New Delhi: The government wants all Central universities to implement a course long run by the Indian Institutes of Technology (IITs) to fill the vacant quota seats for other backward classes (OBCs).
The ministry of human resource development, which oversees education, is considering a proposal to introduce preparatory courses at the Central universities to enrol quota students who fail to secure admission. The year-long feeder course would coach them for admission to the varsities.
The proposal was put forward to the Supreme Court in September in a reply filed by the ministry in response to a petition seeking direction on the vacant seats in the quota categories in all the 13 IITs—seven existing and six launched this year.
Showing the way: A photo of IIT Delhi. IITs have allowed ST and SC candidates who do not clear the joint entrance examination to take preparatory courses—and then gain admission in the next session. Harikrishna Katragadda / Mint
The petition filed by former IIT-Madras director P.V. Indresan argued that the 432 vacant quota seats for OBCs, scheduled castes (SCs) and scheduled tribes (STs) be filled by general category (GC) candidates. The ministry in its 27 September reply, reviewed by Mint, suggested: “A workable solution to prevent seats remaining unfilled without compromising on merit is available in the model followed by the IITs...”
The IITs have allowed ST and SC candidates who do not clear the joint entrance examination (JEE) to take preparatory or prep courses—and then gain admission in the next session.
The government further argued that “if this model is replicated for the OBCs by Central educational institutions even though in the first year there may be some vacancies, but in successive years there would be no vacant seats in the OBC category”.
The court later ruled that the vacant quota seats in Central universities be filled with general candidates by the end of October, which has not happened yet. A top government official said the ministry wants to implement the idea by this year so “from the next academic session, the Central universities could begin with such courses to do justice to the reserved category seats if students from the categories don’t qualify for them”. He spoke on condition of anonymity.
The proposal comes in the wake of implementation of 27% quota for OBCs in Central educational institutions this year, which has led to several vacant seats in the category. While reserving seats in a staggered manner, the Central universities have also increased the number of seats to ensure seats available for GC students aren’t affected.
At the 13 IITs, which implemented a 9% quota for OBCs this year, just 20 out of 654 seats for the category remained vacant. But at the six new IITs, only seven out of 54, or 12%, of the seats reserved for ST students have been filled.
Even with the prep course, the older IITs have faced problems in finding students for reserved seats in the SC and ST categories—up to half the seats in the categories have remained vacant.
This is the first time that slots have gone vacant at the six new IITs in the absence of admissions for the preparatory course.

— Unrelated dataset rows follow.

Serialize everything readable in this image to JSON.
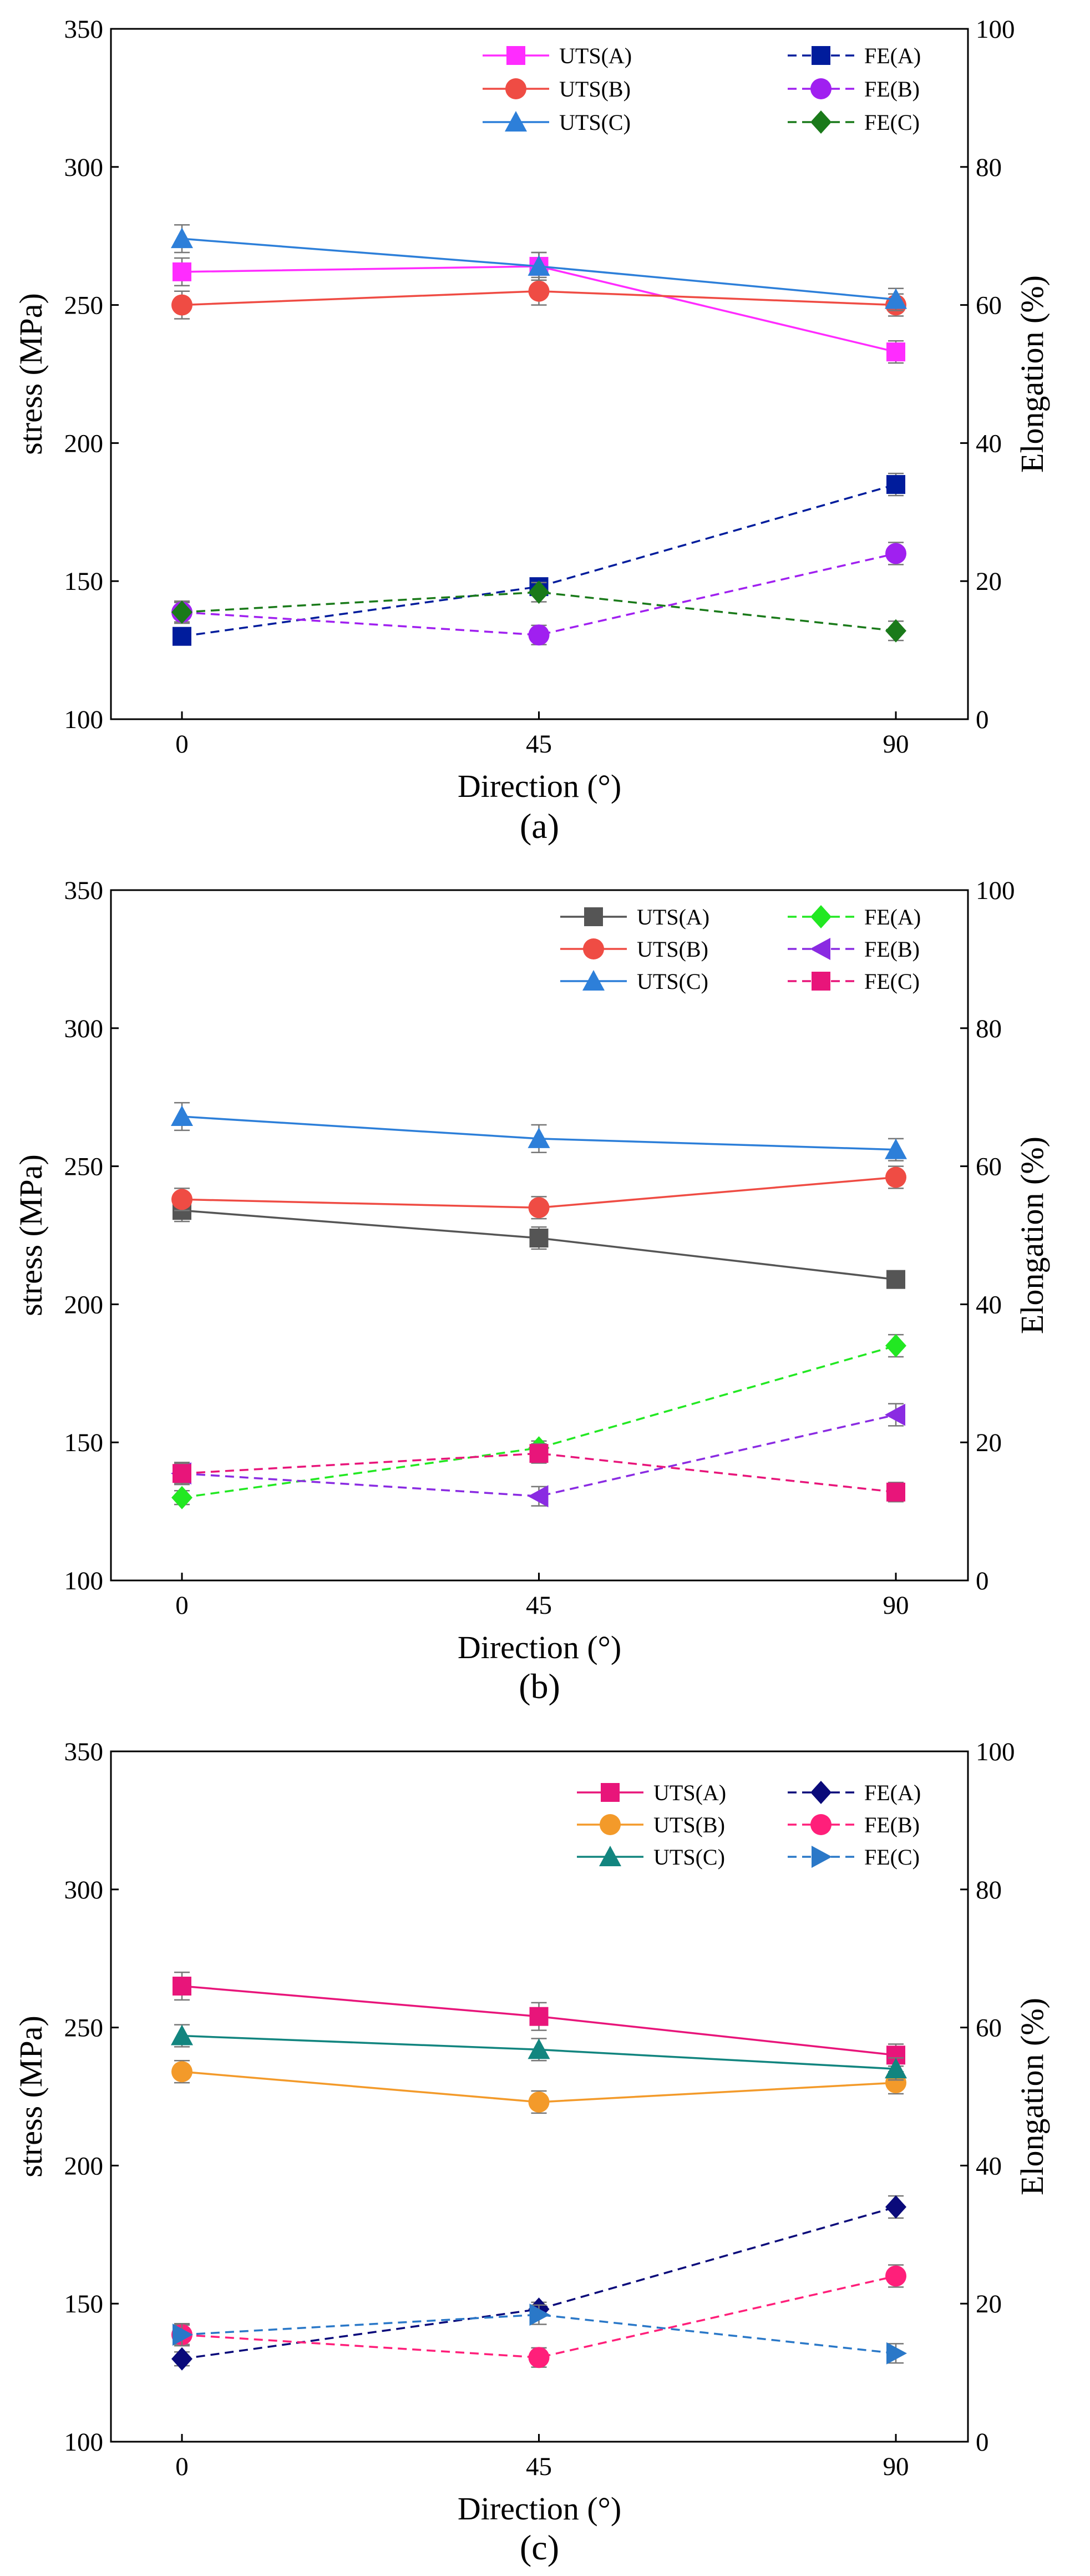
{
  "chart_data": [
    {
      "type": "line",
      "panel_label": "(a)",
      "xlabel": "Direction (°)",
      "ylabel": "stress (MPa)",
      "y2label": "Elongation (%)",
      "x": [
        0,
        45,
        90
      ],
      "xticks": [
        "0",
        "45",
        "90"
      ],
      "ylim": [
        100,
        350
      ],
      "yticks": [
        "100",
        "150",
        "200",
        "250",
        "300",
        "350"
      ],
      "y2lim": [
        0,
        100
      ],
      "y2ticks": [
        "0",
        "20",
        "40",
        "60",
        "80",
        "100"
      ],
      "legend_placement": "top",
      "series": [
        {
          "name": "UTS(A)",
          "axis": "left",
          "values": [
            262,
            264,
            233
          ],
          "errors": [
            5,
            5,
            4
          ],
          "color": "#ff2cff",
          "marker": "square",
          "dashed": false
        },
        {
          "name": "UTS(B)",
          "axis": "left",
          "values": [
            250,
            255,
            250
          ],
          "errors": [
            5,
            5,
            4
          ],
          "color": "#ef4c44",
          "marker": "circle",
          "dashed": false
        },
        {
          "name": "UTS(C)",
          "axis": "left",
          "values": [
            274,
            264,
            252
          ],
          "errors": [
            5,
            5,
            4
          ],
          "color": "#2d7fd9",
          "marker": "triangle",
          "dashed": false
        },
        {
          "name": "FE(A)",
          "axis": "right",
          "values": [
            12,
            19.2,
            34
          ],
          "errors": [
            1,
            1,
            1.6
          ],
          "color": "#001c9c",
          "marker": "square",
          "dashed": true
        },
        {
          "name": "FE(B)",
          "axis": "right",
          "values": [
            15.5,
            12.2,
            24
          ],
          "errors": [
            1.4,
            1.4,
            1.6
          ],
          "color": "#a020f0",
          "marker": "circle",
          "dashed": true
        },
        {
          "name": "FE(C)",
          "axis": "right",
          "values": [
            15.5,
            18.4,
            12.8
          ],
          "errors": [
            1.6,
            1.4,
            1.4
          ],
          "color": "#1a7a1a",
          "marker": "diamond",
          "dashed": true
        }
      ],
      "legend_columns": [
        [
          "UTS(A)",
          "UTS(B)",
          "UTS(C)"
        ],
        [
          "FE(A)",
          "FE(B)",
          "FE(C)"
        ]
      ]
    },
    {
      "type": "line",
      "panel_label": "(b)",
      "xlabel": "Direction (°)",
      "ylabel": "stress (MPa)",
      "y2label": "Elongation (%)",
      "x": [
        0,
        45,
        90
      ],
      "xticks": [
        "0",
        "45",
        "90"
      ],
      "ylim": [
        100,
        350
      ],
      "yticks": [
        "100",
        "150",
        "200",
        "250",
        "300",
        "350"
      ],
      "y2lim": [
        0,
        100
      ],
      "y2ticks": [
        "0",
        "20",
        "40",
        "60",
        "80",
        "100"
      ],
      "legend_placement": "top-right",
      "series": [
        {
          "name": "UTS(A)",
          "axis": "left",
          "values": [
            234,
            224,
            209
          ],
          "errors": [
            4,
            4,
            3
          ],
          "color": "#555555",
          "marker": "square",
          "dashed": false
        },
        {
          "name": "UTS(B)",
          "axis": "left",
          "values": [
            238,
            235,
            246
          ],
          "errors": [
            4,
            4,
            4
          ],
          "color": "#ef4c44",
          "marker": "circle",
          "dashed": false
        },
        {
          "name": "UTS(C)",
          "axis": "left",
          "values": [
            268,
            260,
            256
          ],
          "errors": [
            5,
            5,
            4
          ],
          "color": "#2d7fd9",
          "marker": "triangle",
          "dashed": false
        },
        {
          "name": "FE(A)",
          "axis": "right",
          "values": [
            12,
            19.2,
            34
          ],
          "errors": [
            1,
            1,
            1.6
          ],
          "color": "#22e822",
          "marker": "diamond",
          "dashed": true
        },
        {
          "name": "FE(B)",
          "axis": "right",
          "values": [
            15.5,
            12.2,
            24
          ],
          "errors": [
            1.4,
            1.4,
            1.6
          ],
          "color": "#8a2be2",
          "marker": "left-triangle",
          "dashed": true
        },
        {
          "name": "FE(C)",
          "axis": "right",
          "values": [
            15.5,
            18.4,
            12.8
          ],
          "errors": [
            1.6,
            1.4,
            1.4
          ],
          "color": "#e8157a",
          "marker": "square",
          "dashed": true
        }
      ],
      "legend_columns": [
        [
          "UTS(A)",
          "UTS(B)",
          "UTS(C)"
        ],
        [
          "FE(A)",
          "FE(B)",
          "FE(C)"
        ]
      ]
    },
    {
      "type": "line",
      "panel_label": "(c)",
      "xlabel": "Direction (°)",
      "ylabel": "stress (MPa)",
      "y2label": "Elongation (%)",
      "x": [
        0,
        45,
        90
      ],
      "xticks": [
        "0",
        "45",
        "90"
      ],
      "ylim": [
        100,
        350
      ],
      "yticks": [
        "100",
        "150",
        "200",
        "250",
        "300",
        "350"
      ],
      "y2lim": [
        0,
        100
      ],
      "y2ticks": [
        "0",
        "20",
        "40",
        "60",
        "80",
        "100"
      ],
      "legend_placement": "top-right",
      "series": [
        {
          "name": "UTS(A)",
          "axis": "left",
          "values": [
            265,
            254,
            240
          ],
          "errors": [
            5,
            5,
            4
          ],
          "color": "#e8157a",
          "marker": "square",
          "dashed": false
        },
        {
          "name": "UTS(B)",
          "axis": "left",
          "values": [
            234,
            223,
            230
          ],
          "errors": [
            4,
            4,
            4
          ],
          "color": "#f39a2a",
          "marker": "circle",
          "dashed": false
        },
        {
          "name": "UTS(C)",
          "axis": "left",
          "values": [
            247,
            242,
            235
          ],
          "errors": [
            4,
            4,
            4
          ],
          "color": "#12857f",
          "marker": "triangle",
          "dashed": false
        },
        {
          "name": "FE(A)",
          "axis": "right",
          "values": [
            12,
            19.2,
            34
          ],
          "errors": [
            1,
            1,
            1.6
          ],
          "color": "#0a0a7a",
          "marker": "diamond",
          "dashed": true
        },
        {
          "name": "FE(B)",
          "axis": "right",
          "values": [
            15.5,
            12.2,
            24
          ],
          "errors": [
            1.4,
            1.4,
            1.6
          ],
          "color": "#ff1f7a",
          "marker": "circle",
          "dashed": true
        },
        {
          "name": "FE(C)",
          "axis": "right",
          "values": [
            15.5,
            18.4,
            12.8
          ],
          "errors": [
            1.6,
            1.4,
            1.4
          ],
          "color": "#2a78c8",
          "marker": "right-triangle",
          "dashed": true
        }
      ],
      "legend_columns": [
        [
          "UTS(A)",
          "UTS(B)",
          "UTS(C)"
        ],
        [
          "FE(A)",
          "FE(B)",
          "FE(C)"
        ]
      ]
    }
  ]
}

And so, the preparatory courses may not be the perfect solution, say some. “Many students do not opt for the preparatory courses and take the JEE again. Many even opt for other engineering course rather than opt for the course. This leaves seats in the course vacant,” an official in the ministry said, on condition of anonymity.
At IIT-Guwahati for example, out of the 47 prep students admitted, 13 dropped out. “Those seats will now go to waste as there is no provision for carrying forward the seats in such courses. Once the institutes implement 27% quota for OBCs, such cases are likely to rise leading to more wastage of seats,’’ the official said.
But IIT-Madras director M.S. Ananth says he would strongly recommend the preparatory course for Central universities. “Through this model, all the SC seats at the IITs have been successfully filled and, of late, there has been improvement with regard to the ST seats as well,” he said. “In fact, our experience shows that preparatory course students do better than the quota students who get entry to the IITs through JEE.”